The Claimant or his or her duly authorized representative may submit written
comments, documents, records or other information relating to the denied claim,
which such information shall be considered in the review under this subsection
without regard to whether such information was submitted or considered in the
initial benefit determination.  The Claimant or his or her duly authorized
representative shall be provided, upon request and free of charge, reasonable
access to, and copies of, all documents, records and other information which (i)

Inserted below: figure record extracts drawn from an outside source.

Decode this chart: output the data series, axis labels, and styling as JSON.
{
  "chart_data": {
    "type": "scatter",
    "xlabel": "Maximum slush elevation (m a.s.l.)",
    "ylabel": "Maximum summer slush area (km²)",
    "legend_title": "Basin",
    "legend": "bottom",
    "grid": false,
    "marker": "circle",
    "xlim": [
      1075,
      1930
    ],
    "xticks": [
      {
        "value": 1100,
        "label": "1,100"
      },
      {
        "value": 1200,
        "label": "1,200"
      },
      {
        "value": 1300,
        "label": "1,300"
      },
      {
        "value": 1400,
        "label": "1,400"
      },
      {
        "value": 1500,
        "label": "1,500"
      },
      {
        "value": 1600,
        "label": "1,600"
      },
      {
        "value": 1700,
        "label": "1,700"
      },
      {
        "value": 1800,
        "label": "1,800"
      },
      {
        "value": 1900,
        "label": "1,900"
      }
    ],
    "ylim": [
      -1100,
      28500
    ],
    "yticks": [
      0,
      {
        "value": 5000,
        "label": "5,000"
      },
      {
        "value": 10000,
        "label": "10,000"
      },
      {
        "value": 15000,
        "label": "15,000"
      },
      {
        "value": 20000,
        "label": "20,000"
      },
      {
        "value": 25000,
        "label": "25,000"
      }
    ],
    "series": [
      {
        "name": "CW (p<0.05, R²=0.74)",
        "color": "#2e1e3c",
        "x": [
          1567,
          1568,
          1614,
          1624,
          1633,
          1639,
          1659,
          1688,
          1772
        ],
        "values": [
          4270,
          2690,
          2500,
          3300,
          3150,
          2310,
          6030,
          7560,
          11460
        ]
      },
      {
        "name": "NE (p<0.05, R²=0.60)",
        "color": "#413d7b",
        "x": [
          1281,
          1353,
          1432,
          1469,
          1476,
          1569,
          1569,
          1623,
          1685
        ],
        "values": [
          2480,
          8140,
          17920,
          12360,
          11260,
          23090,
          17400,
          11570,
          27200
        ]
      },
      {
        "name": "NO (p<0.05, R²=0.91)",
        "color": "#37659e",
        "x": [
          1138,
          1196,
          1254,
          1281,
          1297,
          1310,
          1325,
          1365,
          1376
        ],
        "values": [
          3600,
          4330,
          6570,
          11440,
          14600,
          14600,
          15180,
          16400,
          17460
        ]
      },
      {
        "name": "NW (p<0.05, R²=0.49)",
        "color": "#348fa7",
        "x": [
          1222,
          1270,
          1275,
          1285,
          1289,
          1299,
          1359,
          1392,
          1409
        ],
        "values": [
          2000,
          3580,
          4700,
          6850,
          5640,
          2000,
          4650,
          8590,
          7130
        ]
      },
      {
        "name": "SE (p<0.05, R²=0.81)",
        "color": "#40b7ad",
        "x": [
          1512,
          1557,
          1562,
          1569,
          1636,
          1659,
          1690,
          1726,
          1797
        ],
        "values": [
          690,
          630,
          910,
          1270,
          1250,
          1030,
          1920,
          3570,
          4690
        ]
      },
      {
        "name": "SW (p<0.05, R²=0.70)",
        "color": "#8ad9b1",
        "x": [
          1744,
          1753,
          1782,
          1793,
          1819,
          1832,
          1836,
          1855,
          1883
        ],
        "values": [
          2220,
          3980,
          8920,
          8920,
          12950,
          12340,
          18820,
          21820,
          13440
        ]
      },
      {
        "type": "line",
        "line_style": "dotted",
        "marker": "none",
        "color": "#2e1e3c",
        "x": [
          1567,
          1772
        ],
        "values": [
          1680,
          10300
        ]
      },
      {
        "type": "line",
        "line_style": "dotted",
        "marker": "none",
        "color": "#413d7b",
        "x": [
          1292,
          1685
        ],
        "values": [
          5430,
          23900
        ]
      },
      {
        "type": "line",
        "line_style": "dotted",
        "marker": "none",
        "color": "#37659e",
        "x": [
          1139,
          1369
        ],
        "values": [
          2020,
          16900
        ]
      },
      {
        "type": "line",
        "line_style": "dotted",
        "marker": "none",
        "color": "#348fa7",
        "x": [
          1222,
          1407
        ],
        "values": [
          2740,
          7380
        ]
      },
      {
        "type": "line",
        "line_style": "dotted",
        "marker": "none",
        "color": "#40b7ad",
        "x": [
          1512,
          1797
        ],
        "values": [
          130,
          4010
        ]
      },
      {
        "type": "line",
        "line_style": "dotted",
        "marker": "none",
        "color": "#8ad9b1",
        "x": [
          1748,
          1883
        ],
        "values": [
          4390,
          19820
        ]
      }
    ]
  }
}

was relied upon by the local human resources representative in making his or her
initial claims decision, (ii) was submitted, considered or generated in the
course of the local human resources representative making his or her initial
claims decision, without regard to whether such instrument was actually relied
upon by the local human resources representative in making his or her decision
or (iii) demonstrates compliance by the local human resources representative
with his or her administrative processes and safeguards designed to ensure and
to verify that benefit claims determinations are made in accordance with
governing Plan documents and that, where appropriate, the Plan provisions have
been applied consistently with respect to similarly situated claimants.  If the
Claimant does not request a review of the local human resources representative’s
determination within such sixty (60)-day period, he or she shall be barred and
estopped from challenging such determination.

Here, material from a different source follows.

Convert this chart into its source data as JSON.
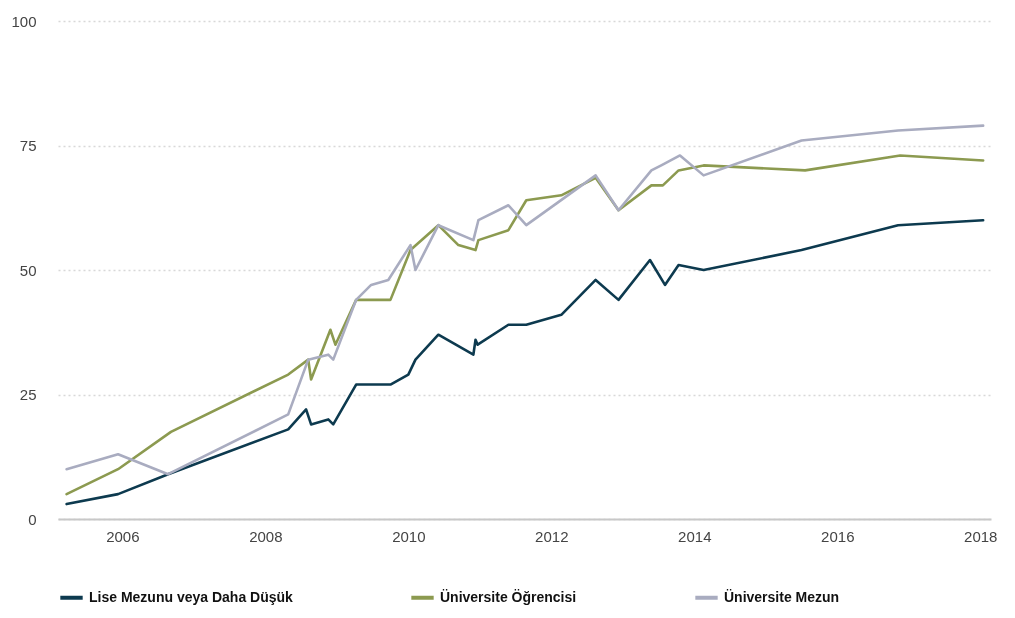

Within a reasonable period of time, ordinarily not later than sixty (60) days,
after the Corporate Human Resources Manager’s receipt of a request for review,
it will review the prior determination.  If special circumstances require that
the sixty (60)-day time period be extended, the Corporate Human Resources
Manager will so notify the Claimant within the initial sixty (60)-day period
indicating the special circumstances requiring an extension and the date by
which the Corporate Human Resources Manager expects to render his or her
decision on review, which shall be as soon as possible but not later than 120
days after receipt of the request for review.  The Corporate Human Resources
Manager has discretionary authority to determine eligibility for benefits and to
interpret the terms of the Plan.  Benefits under the Plan will be paid only if
the Corporate Human Resources Manager decides in his or her discretion that the
applicant is entitled to them.  The decision of the Corporate Human Resources
Manager shall be final and non-reviewable unless found to be arbitrary and
capricious by a court of competent review.  Such decision will be binding upon
the Employer and the Claimant.  If the Corporate Human Resources Manager makes
an adverse benefit determination on review, the Corporate Human Resources
Manager will render a written opinion using language calculated to be understood
by the Claimant setting forth the information required by ERISA.